We’d kind of known each other for a few years, with being in London we’d often be at the same places and hang out a lot. They were really fun guys to work with and Spencer’s voice is so powerful, I think because I have a lot of power in my voice as well, it was interesting as it could’ve gone either way, but it was a lot of fun.
 
Not that I wrote the song for him, but he has written one or two songs, that we did with my voice back in 2014 I think, so this was my thing to return the favour, so when I was writing that song, I had his voice in mind.
 
It was inspired by the song ‘Think Twice’ by Jackie Wilson and LaVern Baker, who did some duets together in 1950. They recorded the song with an official version that they put out which is great, but it’s the version X you need to listen to, they’re calling each other all sorts of things, they’re arguing with each other and it’s hilarious.
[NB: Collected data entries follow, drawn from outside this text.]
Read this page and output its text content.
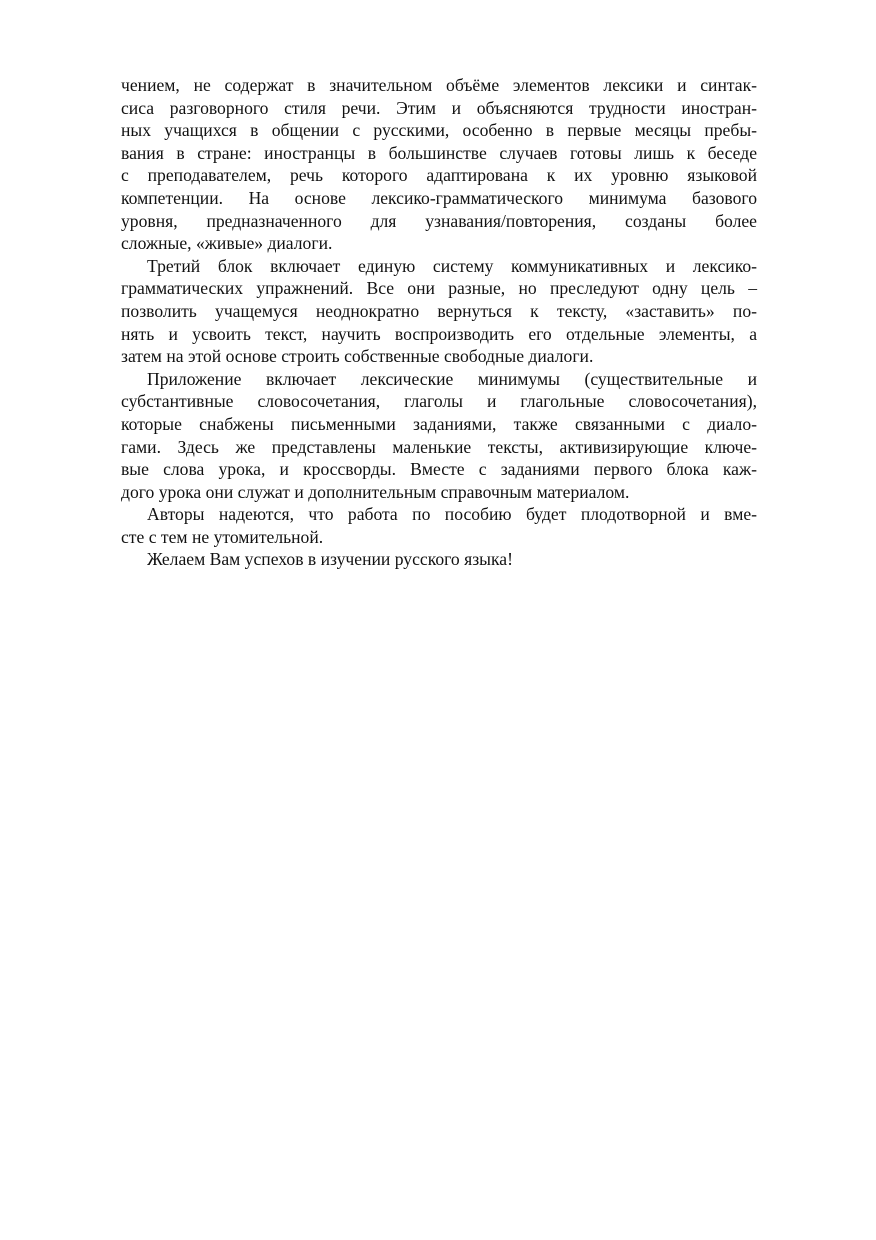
чением, не содержат в значительном объёме элементов лексики и синтак-
сиса разговорного стиля речи. Этим и объясняются трудности иностран-
ных учащихся в общении с русскими, особенно в первые месяцы пребы-
вания в стране: иностранцы в большинстве случаев готовы лишь к беседе
с преподавателем, речь которого адаптирована к их уровню языковой
компетенции. На основе лексико-грамматического минимума базового
уровня, предназначенного для узнавания/повторения, созданы более
сложные, «живые» диалоги.

Третий блок включает единую систему коммуникативных и лексико-
грамматических упражнений. Все они разные, но преследуют одну цель –
позволить учащемуся неоднократно вернуться к тексту, «заставить» по-
нять и усвоить текст, научить воспроизводить его отдельные элементы, а
затем на этой основе строить собственные свободные диалоги.

Приложение включает лексические минимумы (существительные и
субстантивные словосочетания, глаголы и глагольные словосочетания),
которые снабжены письменными заданиями, также связанными с диало-
гами. Здесь же представлены маленькие тексты, активизирующие ключе-
вые слова урока, и кроссворды. Вместе с заданиями первого блока каж-
дого урока они служат и дополнительным справочным материалом.

Авторы надеются, что работа по пособию будет плодотворной и вме-
сте с тем не утомительной.

Желаем Вам успехов в изучении русского языка!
That’s always been one of my favourite songs and I wanted in translate that fun feeling into my own track.
 
 
So, I’ve just got one final question to wrap the interview up, which of all your songs have you either enjoyed writing the most or would you say is your favourite?
 
Maybe if you asked me in a week the answer will be different but, ‘You Know I Do’. Whenever I listen to it or the rehearsal recordings of it that I use to almost psych myself up for shows and things but whenever we get to this song in a set it feels like the whole mood just changes. I’ve always liked the feel of that song, I’ve always liked the rhythm, the groove, it’s full of like little hidden jokes between me and my husband. So, I think probably that one is my favourite actually.